Batı Nil Virüsü, ana konağı vahşi kuşlar olan ve sivrisinek sokması ile bulaşan bir viral enfeksiyondur. Ülkemizde de varlığı bilinen Culex cinsi sivrisinekler, virüsü insanlara ve hayvanlara bulaştırır. Ancak hastalık kişiden kişiye doğrudan bulaşmaz. Virüs, tek zincirli bir RNA virüsü olup, enfekte olmuş memelilerde ciddi nörolojik semptomlara yol açabilir. İnsanda kuluçka süresi 2 ila 15 gün olan virüs, çeşitli nörolojik rahatsızlıklarla kendini gösterebilir.

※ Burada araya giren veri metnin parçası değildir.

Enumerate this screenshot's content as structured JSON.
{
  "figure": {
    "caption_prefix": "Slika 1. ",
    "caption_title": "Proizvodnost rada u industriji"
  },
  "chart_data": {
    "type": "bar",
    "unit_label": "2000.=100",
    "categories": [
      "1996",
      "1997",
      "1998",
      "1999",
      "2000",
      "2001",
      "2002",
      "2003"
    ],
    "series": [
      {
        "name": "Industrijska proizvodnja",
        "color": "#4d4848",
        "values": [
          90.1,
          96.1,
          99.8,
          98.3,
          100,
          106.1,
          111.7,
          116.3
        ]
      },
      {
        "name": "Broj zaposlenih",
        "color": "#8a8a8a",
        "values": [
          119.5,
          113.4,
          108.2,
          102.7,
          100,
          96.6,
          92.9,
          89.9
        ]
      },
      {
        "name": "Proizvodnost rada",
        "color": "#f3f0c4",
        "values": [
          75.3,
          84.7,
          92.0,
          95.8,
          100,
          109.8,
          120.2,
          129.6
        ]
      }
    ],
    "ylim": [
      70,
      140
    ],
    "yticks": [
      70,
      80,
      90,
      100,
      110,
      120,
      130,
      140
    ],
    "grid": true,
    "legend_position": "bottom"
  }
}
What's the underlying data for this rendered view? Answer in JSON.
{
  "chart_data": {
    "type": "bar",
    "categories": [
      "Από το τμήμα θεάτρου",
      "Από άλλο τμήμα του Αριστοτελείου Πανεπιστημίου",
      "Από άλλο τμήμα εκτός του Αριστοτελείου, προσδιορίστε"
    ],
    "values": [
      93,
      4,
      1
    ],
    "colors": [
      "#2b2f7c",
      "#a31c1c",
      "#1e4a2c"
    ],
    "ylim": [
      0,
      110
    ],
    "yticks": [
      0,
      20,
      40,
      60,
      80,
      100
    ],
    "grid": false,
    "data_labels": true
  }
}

Batı Nil Virüsü, enfekte sivrisinek tarafından ısırılmasının ardından 2 ila 15 gün içinde belirtilerini göstermeye başlar. Hastalık genellikle grip benzeri semptomlarla ortaya çıkar. Baş ağrısı, ani yüksek ateş, hâlsizlik, mide bulantısı, kusma, ishal, kaslarda güçsüzlük, deri döküntüleri ve lenf bezlerinin şişmesi gibi semptomlar yaygındır. İleri vakalarda ise nörolojik sorunlar, menenjit, ensefalit, ataksi ve felç gibi ciddi komplikasyonlar gelişebilir. Özellikle 50 yaş ve üzeri bireylerde hastalığın seyri daha hızlı ve ölümcül olabilir.
Batı Nil Virüsü'nün ana kaynağı Culex türü sivrisineklerdir. Bu sivrisinekler, enfekte olmuş kuşlardan virüsü alır ve insanlara bulaştırır. Virüs, insanlarda düşük viremi ile seyrettiğinden, insandan sivrisineklere bulaşmaz. Ayrıca, çok nadir de olsa kan transfüzyonu, organ nakli, doğum sırasında ya da emzirme yoluyla anneden bebeğe geçebilir.
Batı Nil Enfeksiyonu tanısı, enfekte kişinin detaylı öyküsünün dinlenmesi ve fizik muayenesinin ardından, laboratuvar testleri ile konur. Vücudun virüse karşı ürettiği antikorlar, kan ve omurilik sıvısı testleri ile tespit edilir. Hekim, bu testler sonucunda enfeksiyon tanısını kesinleştirir.
Şu anda Batı Nil Ateşi için geliştirilen bir aşı veya spesifik ilaçlı tedavi yöntemi bulunmamaktadır. Tedavi, hastanın yaşam kalitesini artırmaya ve semptomların etkilerini azaltmaya yönelik olarak planlanır. Atlar üzerinde etkili olan bir aşı bulunmakla birlikte, insanlar için de deneysel aşı çalışmaları ve klinik denemeler devam etmektedir.
Batı Nil Virüsü'nden korunmanın en etkili yolu, sivrisinek ısırıklarını engellemektir. Seyahat öncesi hastalık salgınlarını kontrol etmek, gerekli durumlarda böcek kovucu kullanmak, gece uzun kollu kıyafetler giymek ve sulak alanlardan uzak durmak alınabilecek önlemler arasındadır. Ayrıca, riskli bölgelere yapılan seyahatler sonrasında kendinizi hâlsiz, yorgun veya hasta hissediyorsanız, mutlaka sağlık kontrollerinizi yaptırın.